By Ferd Lewis
Advertiser Columnist
Five years ago this month Karl Benson was recovering from retinal surgery when a group of defectors suddenly emerged from clandestine meetings to tear asunder the Western Athletic Conference he headed.
Now, as the WAC and others await the pending breakup of the Big East and likely some of the biggest changes in the landscape of college athletics since the WAC's parting, Benson is a man on the offensive.
This time, he's attempting to set the agenda for the WAC instead of just picking up the pieces. In meetings with conference members and in newspaper and radio interviews, the commissioner who heads Division I's most geographically widespread conference is aggressively selling the conference and touting its future across five time zones.
Gone is the hesitancy to make pointed comparisons between his league and the rival Mountain West Conference as he says, "I just don't know what the Mountain West can offer WAC schools now that they're not getting."

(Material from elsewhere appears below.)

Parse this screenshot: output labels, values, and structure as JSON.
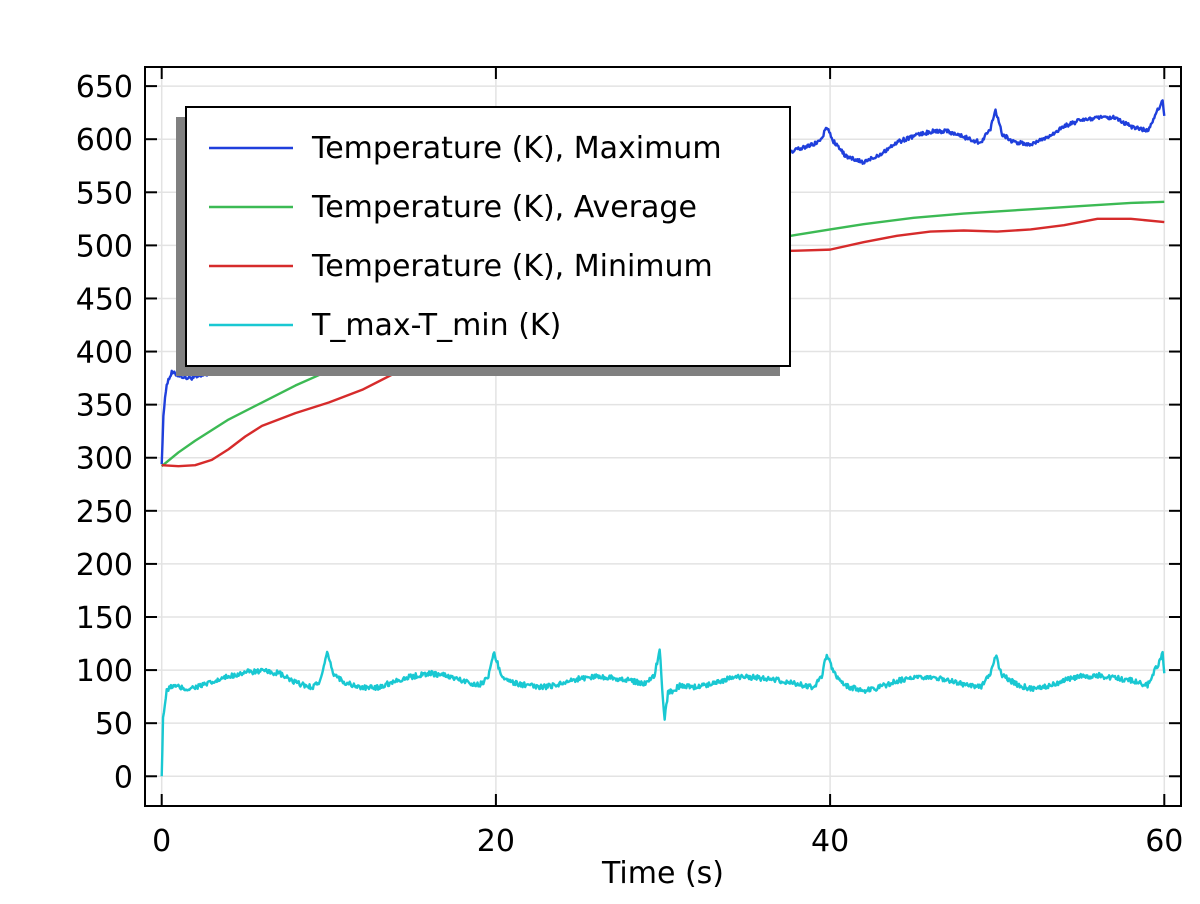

Instead of talking defensively about just holding onto members, Benson is taking the offensive saying trying to position the conference to be a hunter instead of the hunted: "We're in a position to have potential members," Benson says. "The WAC is in a good spot to benefit from realignment."
No longer is he bound by diplomatic pretensions, as he says, "the Mountain West is not going to get an automatic BCS berth unless they add USC and UCLA."
"He's gotten more aggressive and I'm happy he's doing that," said Hugh Yoshida, former UH athletic director. "Like a lot of us, I think he kinda of hung his head at first (after the split)."
Benson's tough, positive message has come to set the tone of growing confidence for a conference that has emerged from hard times to see itself more as an equal than a languishing victim of the Mountain West.
When the Gang of Five Air Force, Brigham Young, Colorado State, Utah and Wyoming took along Nevada-Las Vegas, New Mexico and San Diego State, they also cleaned out the cupboards, snapping up what had been a handshake deal on a seven-year, $48 million television deal, bowl agreements and corporate sponsorships.
The expectation in many quarters was that the remnants, which included Hawai'i and Fresno State, would struggle mightily if not shortly dissolve.
Instead, the WAC has not only survived, it has been competitive and, to a surprising degree, even prosperous in standing the test of time.